- Born: James Lester Ledbetter Jr. October 9, 1964 Manchester, Connecticut, U.S.
- Died: October 28, 2024 (aged 60) New York City, U.S.
- Education: Yale University
- Spouse: Erinn Bucklan (separated)
- Children: 1
- Writing career
- Years active: 1985–2024

= James Ledbetter =

American author and journalist (1964–2024)

James Lester Ledbetter Jr. (October 9, 1964 – October 28, 2024) was an American author, journalist and editor based in New York City.

==Career==
Ledbetter established his national profile in journalism through a clever ruse. In 1985, as a Yale University undergraduate and avowed progressive, Ledbetter decided to impersonate a right-wing, Reaganite student zealot. He went to the Washington D.C. offices of Accuracy in Academia, a neo-McCarthyite watchdog group, and successfully had himself recruited to join. AIA's mission on the college campuses of the 1980s was to compile lists of allegedly "unpatriotic" left-wing professors, and to submit these lists to the Reed Irvine-led group Accuracy in Media, who would then publicize the names as a warning to American college students nationally to avoid these allegedly "anti-American" academics. Ledbetter then (as an undergraduate) published a scathing exposé of Accuracy in Academia, "Campus Double Agent," in the December 30, 1985, issue of The New Republic.

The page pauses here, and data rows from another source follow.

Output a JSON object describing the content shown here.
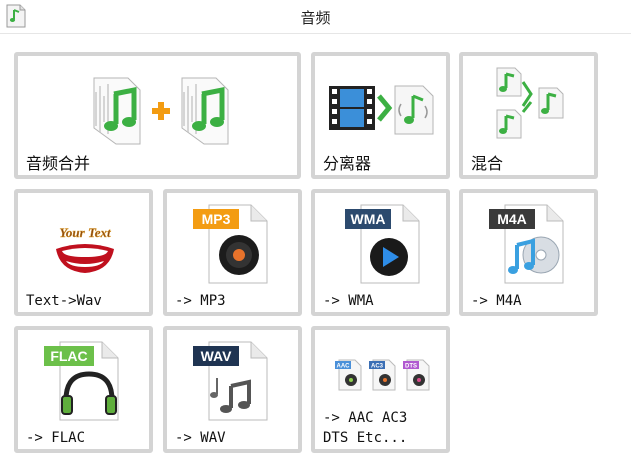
{
  "window": {
    "title": "音频"
  },
  "tiles": [
    {
      "label": "音频合并",
      "icon": "music-merge-icon"
    },
    {
      "label": "分离器",
      "icon": "video-splitter-icon"
    },
    {
      "label": "混合",
      "icon": "audio-mix-icon"
    },
    {
      "label": "Text->Wav",
      "icon": "text-to-speech-icon"
    },
    {
      "label": "-> MP3",
      "icon": "mp3-file-icon",
      "badge": "MP3"
    },
    {
      "label": "-> WMA",
      "icon": "wma-file-icon",
      "badge": "WMA"
    },
    {
      "label": "-> M4A",
      "icon": "m4a-file-icon",
      "badge": "M4A"
    },
    {
      "label": "-> FLAC",
      "icon": "flac-file-icon",
      "badge": "FLAC"
    },
    {
      "label": "-> WAV",
      "icon": "wav-file-icon",
      "badge": "WAV"
    },
    {
      "label": "-> AAC AC3\nDTS Etc...",
      "icon": "multi-format-icon",
      "badges": [
        "AAC",
        "AC3",
        "DTS"
      ]
    }
  ],
  "tts_icon_text": "Your Text",
  "colors": {
    "tile_border": "#d4d4d4",
    "note_green": "#3cb043",
    "plus_orange": "#f39c12"
  }
}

On graduating college, Ledbetter worked as a speechwriter for Elizabeth Holtzman, Brooklyn Attorney General, from 1986 to 1987. He thereafter worked full-time for Mark Green's public advocacy group in New York City, New Democracy Project, from 1987 to 1988.

===Journalism===
Next, Ledbetter worked as an editor for the New York listings magazine Seven Days from 1988 to 1990. Thereafter, still in his mid-twenties, he was hired to write the weekly "Press Clips" column vacated by Alexander Cockburn at The Village Voice from 1990 to 1998.

Next, Ledbetter served as the New York bureau chief at The Industry Standard (www.thestandard.net), a weekly print and online magazine that covered the nascent Internet economy, from 1998 to August 2001, when The Industry Standard suddenly folded. Moving to London in 2001, Ledbetter worked as a senior editor at Time magazine's European Desk from 2002 to 2007. Upon returning to New York, he worked briefly as a senior editor at Fortune magazine.

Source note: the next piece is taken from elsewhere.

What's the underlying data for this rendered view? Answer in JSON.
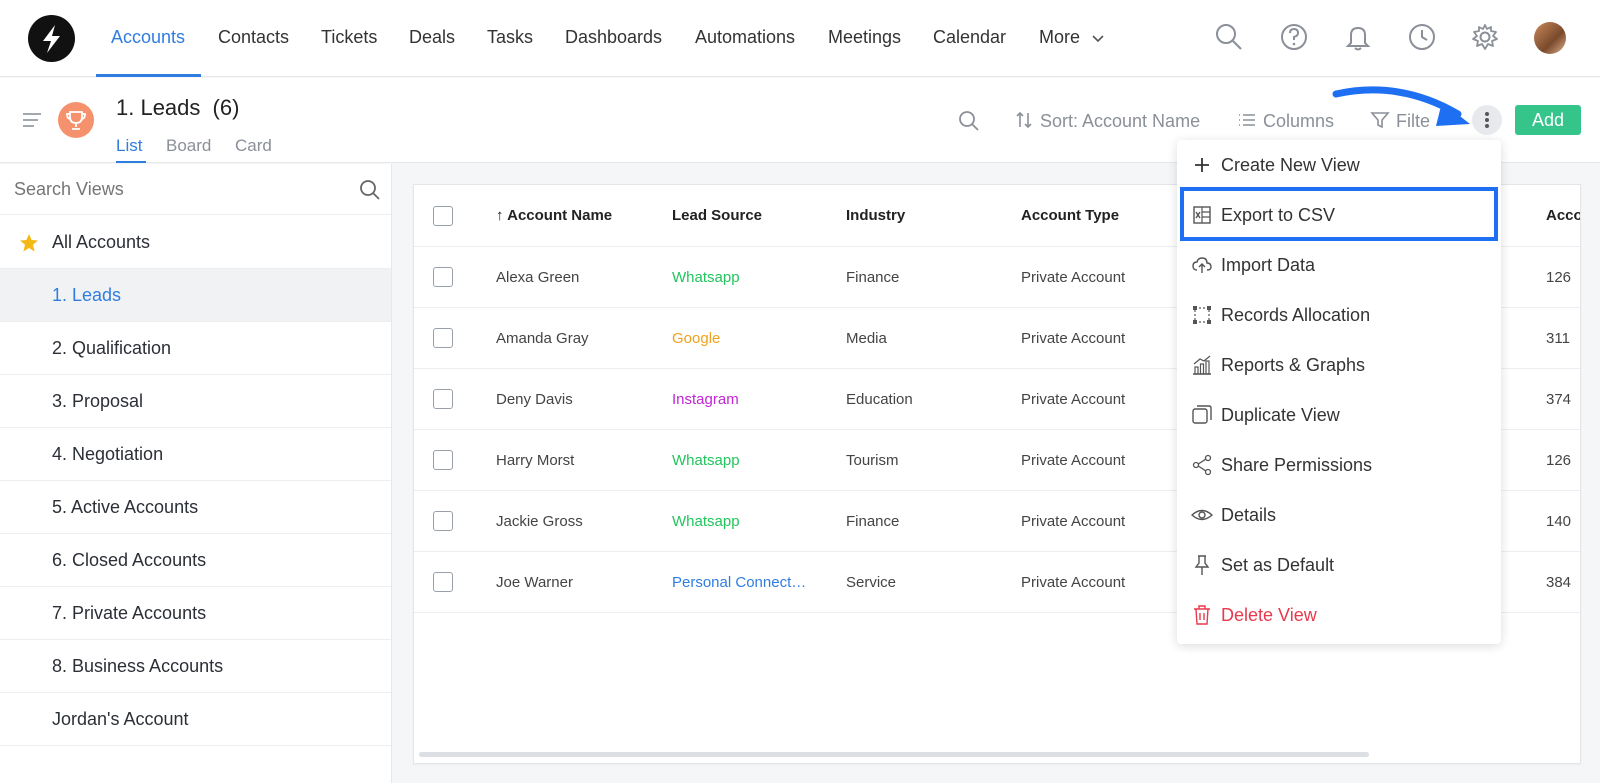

Ledbetter then worked as an editor-in-chief at online media start-up The Big Money, which served as Slate’s effort at a stand-alone business site. This magazine lasted two years, 2008-2010. He left Slate in 2010 for Thomson Reuters in 2010, where he became the wire service’s first Op-Ed editor. He worked there until January 2014, when he was hired by Inc. magazine as a senior editor. In 2018, Ledbetter became Inc.s Editor-in-Chief, until early 2020.

Over the decades, Ledbetter's writing also has appeared in several other US publications, including The New York Times, The Washington Post, The Nation, Mother Jones, Vibe, Newsday, and The American Prospect.

Ledbetter served as the chief content officer at Sequoia Capital, and as of 2024 was Observers executive editor.

===Books===
Ledbetter's most recent book is One Nation Under Gold, published in 2017 by Liveright Press. Forbes magazine reviewer Ralph Benko called the book "wildly entertaining as well as informative." Ledbetter's previous works include Unwarranted Influence: Dwight D. Eisenhower and the Military-Industrial Complex, published in 2011 by Yale University Press, Dispatches for the New York Tribune: Selected Journalism of Karl Marx, published in the UK in 2007 and the U.S. in 2008 by Penguin Classics, Starving to Death on $200 Million: The Short, Absurd Life of The Industry Standard, and Made Possible By...: The Death of Public Broadcasting in the United States.

==Personal life==
James Lester Ledbetter Jr. was born in Manchester, Connecticut, on October 9, 1964. He and his wife, Erinn Bucklan, had a son before separating.

Ledbetter died from a heart attack at his Manhattan residence on October 28, 2024, at the age of 60.